LITERASIKEUANGAN.COM — Menteri Kesehatan Budi Gunadi Sadikin membeberkan beban keuangan BPJS Kesehatan sangat berat. Setiap hari, BPJS harus membayar klaim sekitar Rp500 miliar atau setara Rp16-Rp16,5 triliun per bulan. Sementara itu, iuran yang berhasil dikumpulkan hanya sekitar Rp14 triliun per bulan.
Artinya, setiap bulan BPJS Kesehatan menanggung defisit pembiayaan Rp2 triliun yang harus ditutup dari sumber lain. Kondisi ini menjadi salah satu alasan pemerintah ingin mengubah struktur pembiayaan kesehatan nasional.
Dari Rp640 Triliun Belanja Kesehatan, Asuransi Baru Menanggung Rp35 Triliun
Budi mengungkapkan, total pengeluaran kesehatan masyarakat Indonesia saat ini mencapai sekitar Rp640 triliun per tahun. Dari jumlah itu, porsi yang dibiayai asuransi komersial baru sekitar 5% atau senilai Rp35 triliun. Sisanya masih ditanggung oleh BPJS Kesehatan dan pengeluaran langsung masyarakat alias out of pocket.
Target pemerintah ke depan, 80-90% belanja kesehatan masyarakat bisa dibiayai melalui skema asuransi, baik asuransi sosial maupun asuransi komersial. Dari target tersebut, sekitar 60% diharapkan ditanggung oleh BPJS Kesehatan, sedangkan sisanya berasal dari asuransi swasta.
"Kita ingin 80%-90% belanja kesehatan masyarakat bisa dibiayai melalui asuransi. Karena itu akan membuat sistem kesehatan lebih murah dan masyarakat lebih nyaman," ujar Budi dalam acara yang digelar di Jakarta, pekan ini.
Jaminan Akses Saat Warga Terkena PHK atau Sakit
Dorongan memperbesar peran asuransi bukan sekadar soal keuangan negara. Menurut Budi, cakupan asuransi yang luas membuat masyarakat tetap bisa mengakses layanan kesehatan dengan biaya terjangkau meskipun menghadapi situasi sulit.

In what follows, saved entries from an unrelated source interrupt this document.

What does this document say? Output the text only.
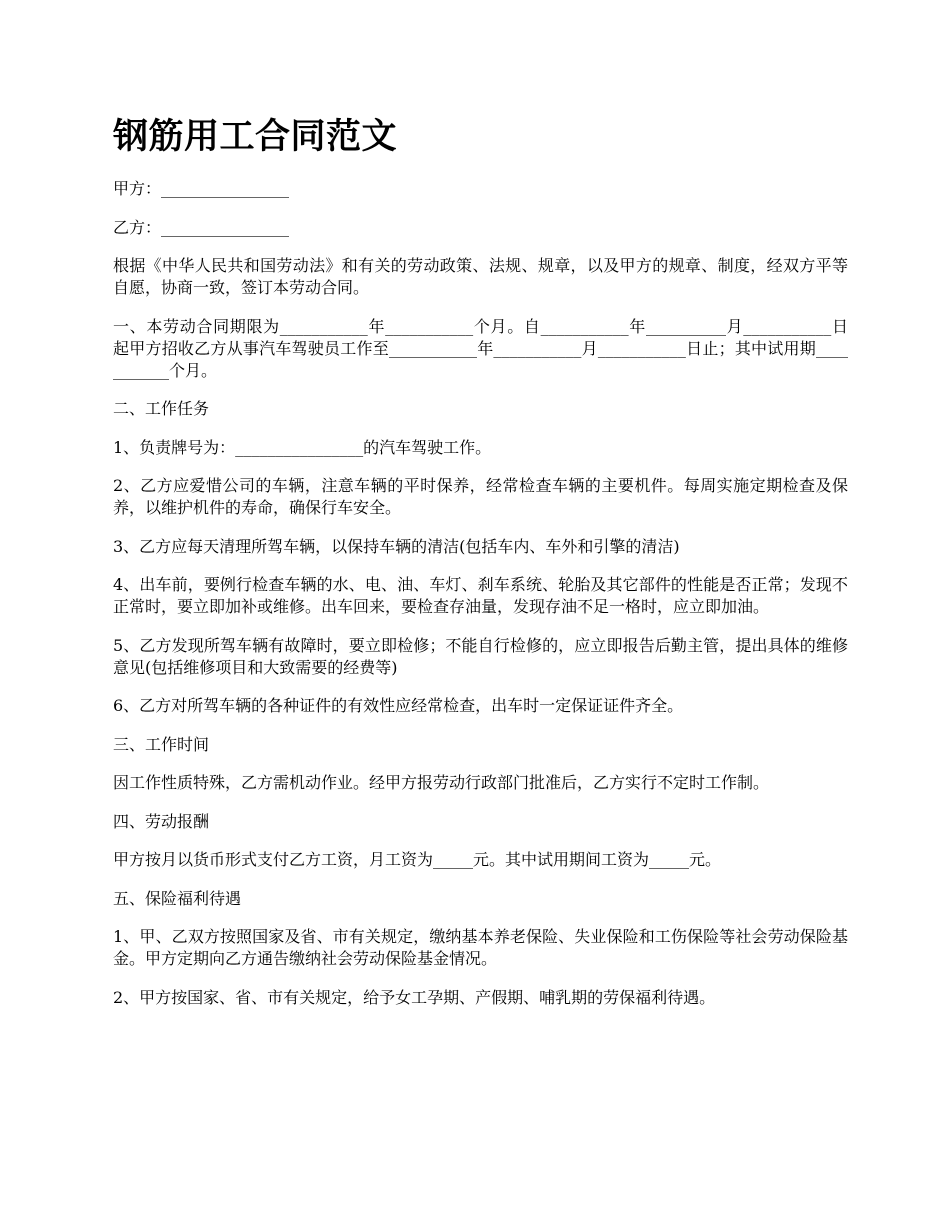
钢筋用工合同范文

甲方：________________

乙方：________________

根据《中华人民共和国劳动法》和有关的劳动政策、法规、规章，以及甲方的规章、制度，经双方平等自愿，协商一致，签订本劳动合同。

一、本劳动合同期限为___________年___________个月。自___________年__________月___________日起甲方招收乙方从事汽车驾驶员工作至___________年___________月___________日止；其中试用期___________个月。

二、工作任务

1、负责牌号为：________________的汽车驾驶工作。

2、乙方应爱惜公司的车辆，注意车辆的平时保养，经常检查车辆的主要机件。每周实施定期检查及保养，以维护机件的寿命，确保行车安全。

3、乙方应每天清理所驾车辆，以保持车辆的清洁(包括车内、车外和引擎的清洁)

4、出车前，要例行检查车辆的水、电、油、车灯、刹车系统、轮胎及其它部件的性能是否正常；发现不正常时，要立即加补或维修。出车回来，要检查存油量，发现存油不足一格时，应立即加油。

5、乙方发现所驾车辆有故障时，要立即检修；不能自行检修的，应立即报告后勤主管，提出具体的维修意见(包括维修项目和大致需要的经费等)

6、乙方对所驾车辆的各种证件的有效性应经常检查，出车时一定保证证件齐全。

三、工作时间

因工作性质特殊，乙方需机动作业。经甲方报劳动行政部门批准后，乙方实行不定时工作制。

四、劳动报酬

甲方按月以货币形式支付乙方工资，月工资为_____元。其中试用期间工资为_____元。

五、保险福利待遇

1、甲、乙双方按照国家及省、市有关规定，缴纳基本养老保险、失业保险和工伤保险等社会劳动保险基金。甲方定期向乙方通告缴纳社会劳动保险基金情况。

2、甲方按国家、省、市有关规定，给予女工孕期、产假期、哺乳期的劳保福利待遇。
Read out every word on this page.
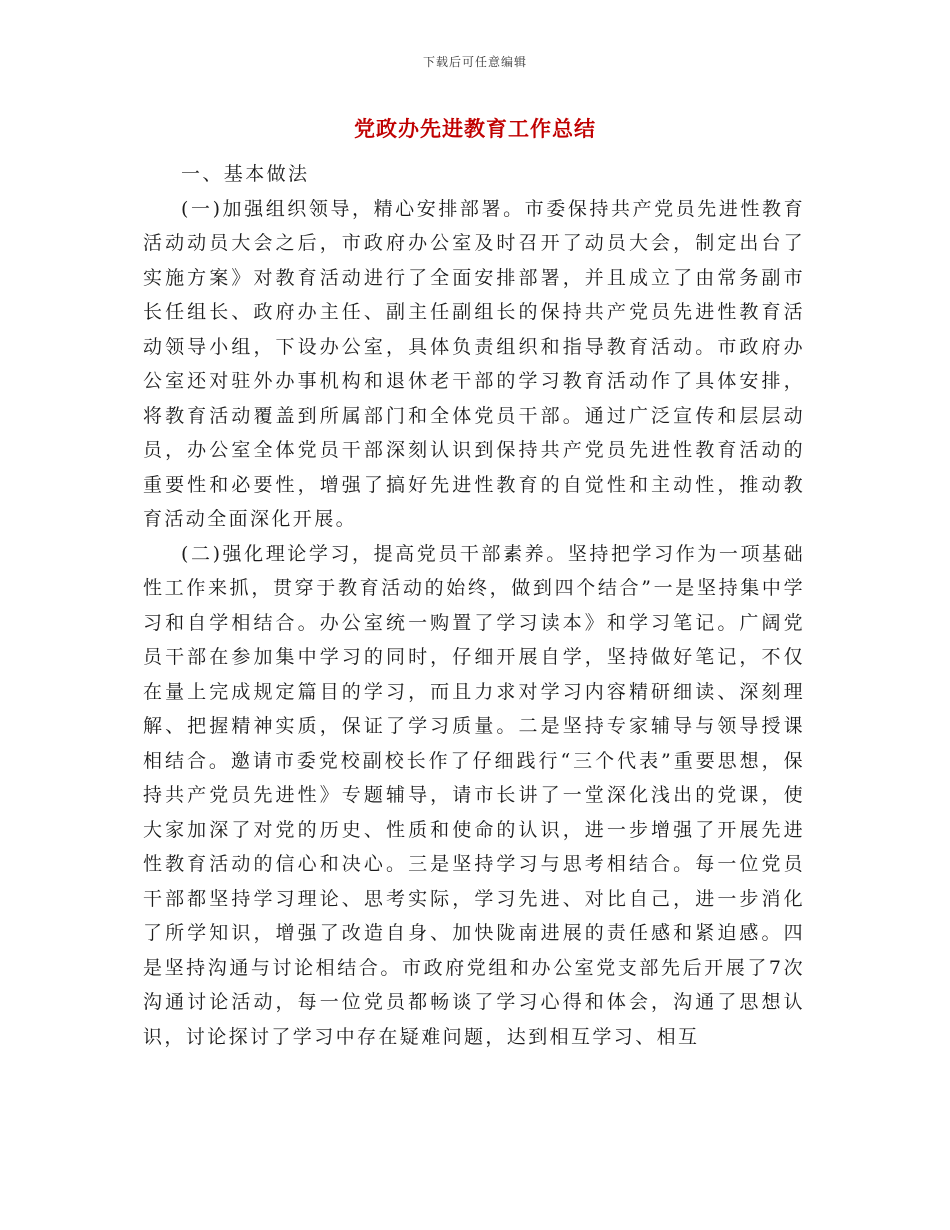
下载后可任意编辑
党政办先进教育工作总结

一、基本做法

(一)加强组织领导，精心安排部署。市委保持共产党员先进性教育活动动员大会之后，市政府办公室及时召开了动员大会，制定出台了实施方案》对教育活动进行了全面安排部署，并且成立了由常务副市长任组长、政府办主任、副主任副组长的保持共产党员先进性教育活动领导小组，下设办公室，具体负责组织和指导教育活动。市政府办公室还对驻外办事机构和退休老干部的学习教育活动作了具体安排，将教育活动覆盖到所属部门和全体党员干部。通过广泛宣传和层层动员，办公室全体党员干部深刻认识到保持共产党员先进性教育活动的重要性和必要性，增强了搞好先进性教育的自觉性和主动性，推动教育活动全面深化开展。

(二)强化理论学习，提高党员干部素养。坚持把学习作为一项基础性工作来抓，贯穿于教育活动的始终，做到四个结合”一是坚持集中学习和自学相结合。办公室统一购置了学习读本》和学习笔记。广阔党员干部在参加集中学习的同时，仔细开展自学，坚持做好笔记，不仅在量上完成规定篇目的学习，而且力求对学习内容精研细读、深刻理解、把握精神实质，保证了学习质量。二是坚持专家辅导与领导授课相结合。邀请市委党校副校长作了仔细践行“三个代表”重要思想，保持共产党员先进性》专题辅导，请市长讲了一堂深化浅出的党课，使大家加深了对党的历史、性质和使命的认识，进一步增强了开展先进性教育活动的信心和决心。三是坚持学习与思考相结合。每一位党员干部都坚持学习理论、思考实际，学习先进、对比自己，进一步消化了所学知识，增强了改造自身、加快陇南进展的责任感和紧迫感。四是坚持沟通与讨论相结合。市政府党组和办公室党支部先后开展了7次沟通讨论活动，每一位党员都畅谈了学习心得和体会，沟通了思想认识，讨论探讨了学习中存在疑难问题，达到相互学习、相互
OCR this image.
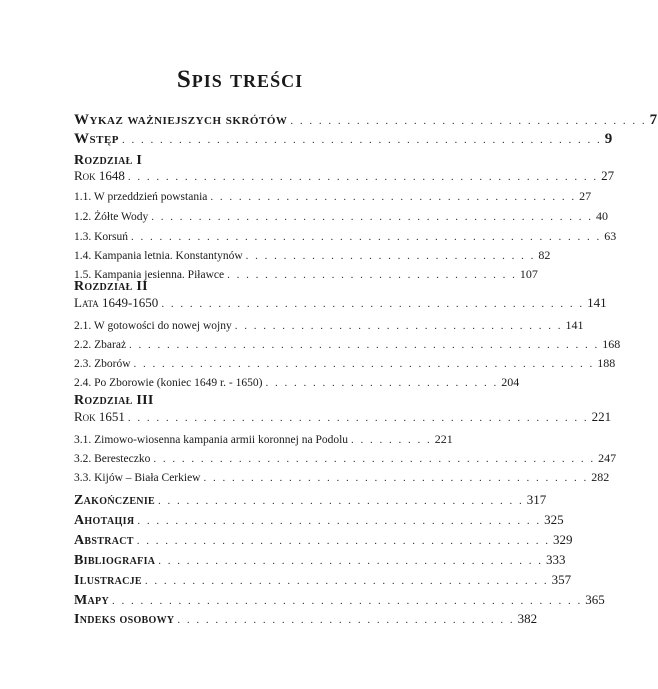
Spis treści
Wykaz ważniejszych skrótów . . . . . . . . . . . . . . . . . . . . . . . . . . . . . . . . . . . . . . 7
Wstęp . . . . . . . . . . . . . . . . . . . . . . . . . . . . . . . . . . . . . . . . . . . . . . . . . . . 9
Rozdział I
Rok 1648 . . . . . . . . . . . . . . . . . . . . . . . . . . . . . . . . . . . . . . . . . . . . . . . . . . 27
1.1. W przeddzień powstania . . . . . . . . . . . . . . . . . . . . . . . . . . . . . . . . . . . . . . . 27
1.2. Żółte Wody . . . . . . . . . . . . . . . . . . . . . . . . . . . . . . . . . . . . . . . . . . . . . . . 40
1.3. Korsuń . . . . . . . . . . . . . . . . . . . . . . . . . . . . . . . . . . . . . . . . . . . . . . . . . . 63
1.4. Kampania letnia. Konstantynów . . . . . . . . . . . . . . . . . . . . . . . . . . . . . . . 82
1.5. Kampania jesienna. Piławce . . . . . . . . . . . . . . . . . . . . . . . . . . . . . . . 107
Rozdział II
Lata 1649-1650 . . . . . . . . . . . . . . . . . . . . . . . . . . . . . . . . . . . . . . . . . . . . . 141
2.1. W gotowości do nowej wojny . . . . . . . . . . . . . . . . . . . . . . . . . . . . . . . . . . . 141
2.2. Zbaraż . . . . . . . . . . . . . . . . . . . . . . . . . . . . . . . . . . . . . . . . . . . . . . . . . . 168
2.3. Zborów . . . . . . . . . . . . . . . . . . . . . . . . . . . . . . . . . . . . . . . . . . . . . . . . . 188
2.4. Po Zborowie (koniec 1649 r. - 1650) . . . . . . . . . . . . . . . . . . . . . . . . . 204
Rozdział III
Rok 1651 . . . . . . . . . . . . . . . . . . . . . . . . . . . . . . . . . . . . . . . . . . . . . . . . . 221
3.1. Zimowo-wiosenna kampania armii koronnej na Podolu . . . . . . . . . 221
3.2. Beresteczko . . . . . . . . . . . . . . . . . . . . . . . . . . . . . . . . . . . . . . . . . . . . . . . 247
3.3. Kijów – Biała Cerkiew . . . . . . . . . . . . . . . . . . . . . . . . . . . . . . . . . . . . . . . . . 282
Zakończenie . . . . . . . . . . . . . . . . . . . . . . . . . . . . . . . . . . . . . . . 317
Анотація . . . . . . . . . . . . . . . . . . . . . . . . . . . . . . . . . . . . . . . . . . . 325
Abstract . . . . . . . . . . . . . . . . . . . . . . . . . . . . . . . . . . . . . . . . . . . . 329
Bibliografia . . . . . . . . . . . . . . . . . . . . . . . . . . . . . . . . . . . . . . . . . 333
Ilustracje . . . . . . . . . . . . . . . . . . . . . . . . . . . . . . . . . . . . . . . . . . . 357
Mapy . . . . . . . . . . . . . . . . . . . . . . . . . . . . . . . . . . . . . . . . . . . . . . . . . . 365
Indeks osobowy . . . . . . . . . . . . . . . . . . . . . . . . . . . . . . . . . . . . 382
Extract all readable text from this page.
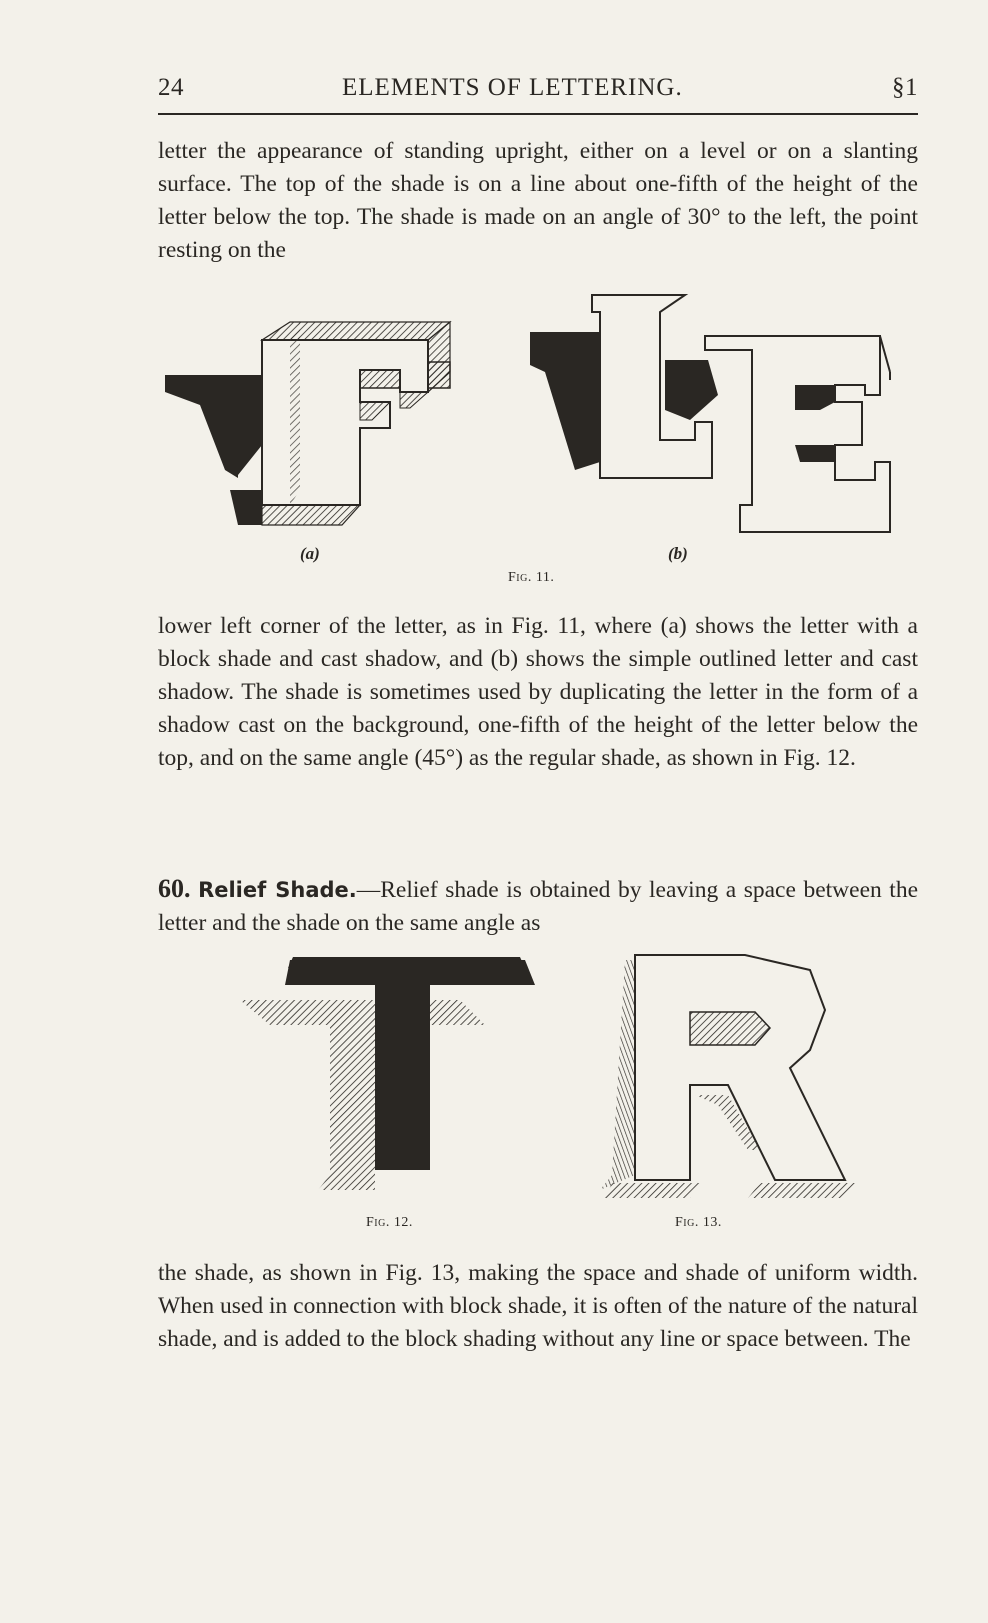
24	ELEMENTS OF LETTERING.	§1

letter the appearance of standing upright, either on a level or on a slanting surface. The top of the shade is on a line about one-fifth of the height of the letter below the top. The shade is made on an angle of 30° to the left, the point resting on the

(a)	(b)
Fig. 11.

lower left corner of the letter, as in Fig. 11, where (a) shows the letter with a block shade and cast shadow, and (b) shows the simple outlined letter and cast shadow. The shade is sometimes used by duplicating the letter in the form of a shadow cast on the background, one-fifth of the height of the letter below the top, and on the same angle (45°) as the regular shade, as shown in Fig. 12.

60. Relief Shade.—Relief shade is obtained by leaving a space between the letter and the shade on the same angle as

Fig. 12.	Fig. 13.

the shade, as shown in Fig. 13, making the space and shade of uniform width. When used in connection with block shade, it is often of the nature of the natural shade, and is added to the block shading without any line or space between. The
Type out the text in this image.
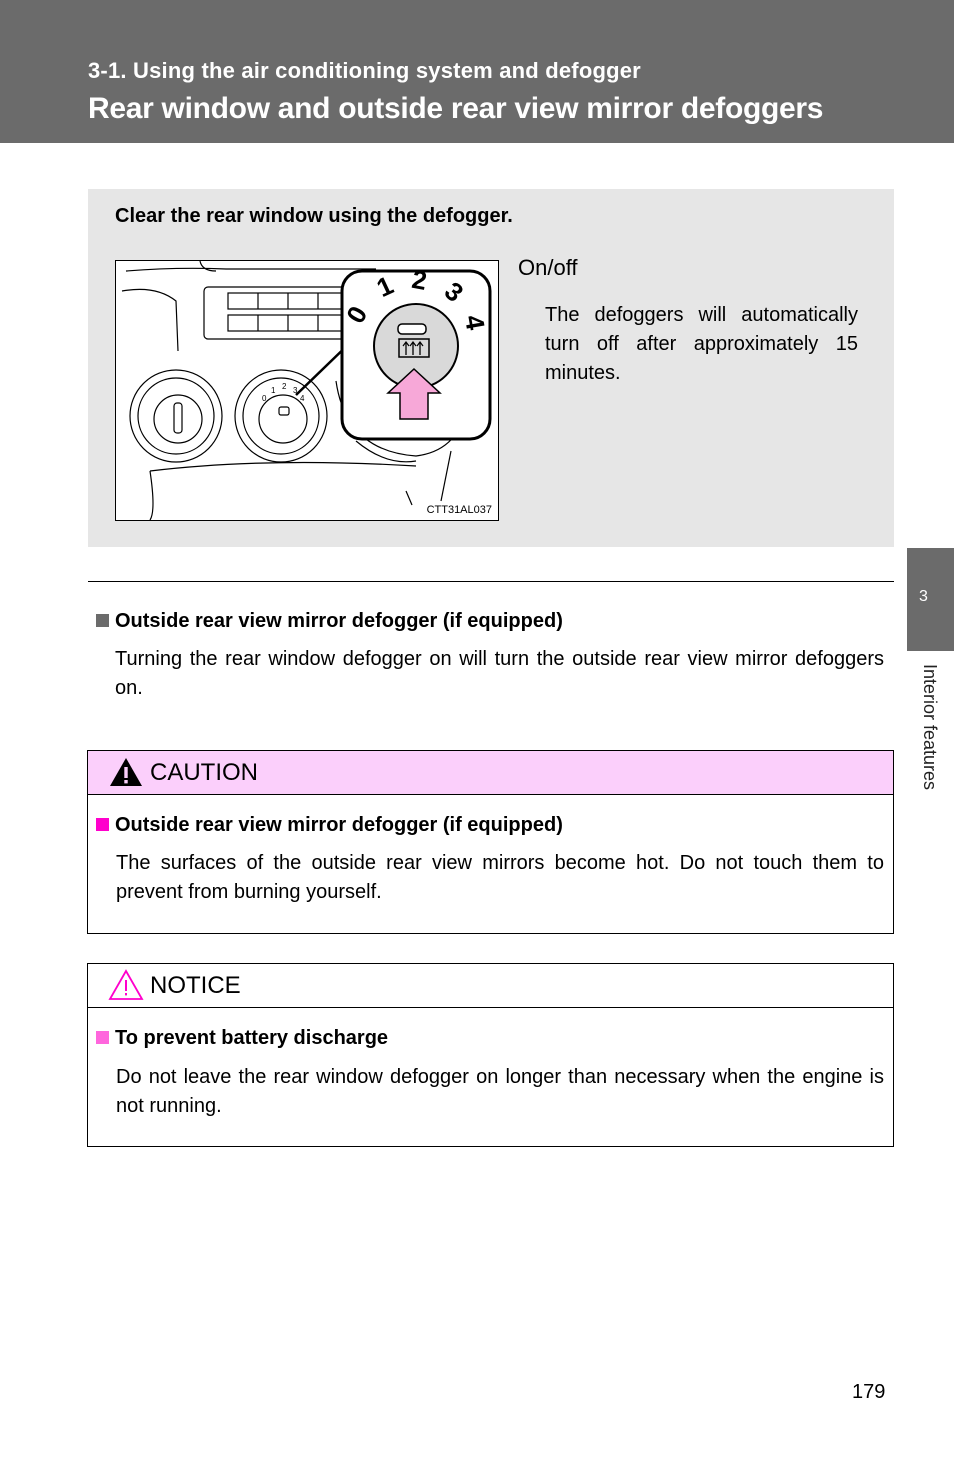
3-1. Using the air conditioning system and defogger
Rear window and outside rear view mirror defoggers
3
Interior features
Clear the rear window using the defogger.
0
1 2 3
4
0
1 2 3
4
CTT31AL037
On/off
The defoggers will automatically turn off after approximately 15 minutes.
Outside rear view mirror defogger (if equipped)
Turning the rear window defogger on will turn the outside rear view mirror defoggers on.
CAUTION
Outside rear view mirror defogger (if equipped)
The surfaces of the outside rear view mirrors become hot. Do not touch them to prevent from burning yourself.
NOTICE
To prevent battery discharge
Do not leave the rear window defogger on longer than necessary when the engine is not running.
179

"Kalau sakit atau ada masalah, kehilangan pekerjaan, dia tetap bisa akses layanan kesehatannya dengan harga yang murah," katanya.
Selama ini, banyak warga yang mengandalkan tabungan pribadi atau berutang ketika harus berobat. Dengan perlindungan asuransi yang lebih besar, risiko keuangan akibat biaya kesehatan bisa ditekan.
Jembatan Baru: Lima Asuransi dan Tujuh RS Teken Kerja Sama
Untuk memperbesar kontribusi asuransi komersial, industri asuransi dan rumah sakit mulai memperkuat kolaborasi. Kepala Eksekutif Pengawasan Perasuransian, Penjaminan, dan Dana Pensiun Otoritas Jasa Keuangan (OJK), Ogi Prastomiyono, menyebut lima perusahaan asuransi dan tujuh kelompok rumah sakit telah menandatangani Perjanjian Kerja Sama Koordinasi Antar Penyelenggara Jaminan (KAPJ).
Kerja sama ini diharapkan memperlancar proses klaim dan meningkatkan koordinasi antara asuransi dan penyedia layanan kesehatan. Dengan begitu, pasien tidak perlu bingung mengurus administrasi saat menjalani perawatan.
"Dari seluruh pengeluaran kesehatan nasional, asuransi komersial yang saat ini sekitar 5% diharapkan meningkat menjadi minimal 20% dalam jangka panjang," kata Ogi.
Perubahan ini tidak akan terjadi dalam waktu singkat. Namun, jika kolaborasi tersebut berjalan efektif, beban BPJS Kesehatan dan pengeluaran langsung masyarakat secara perlahan bisa berkurang.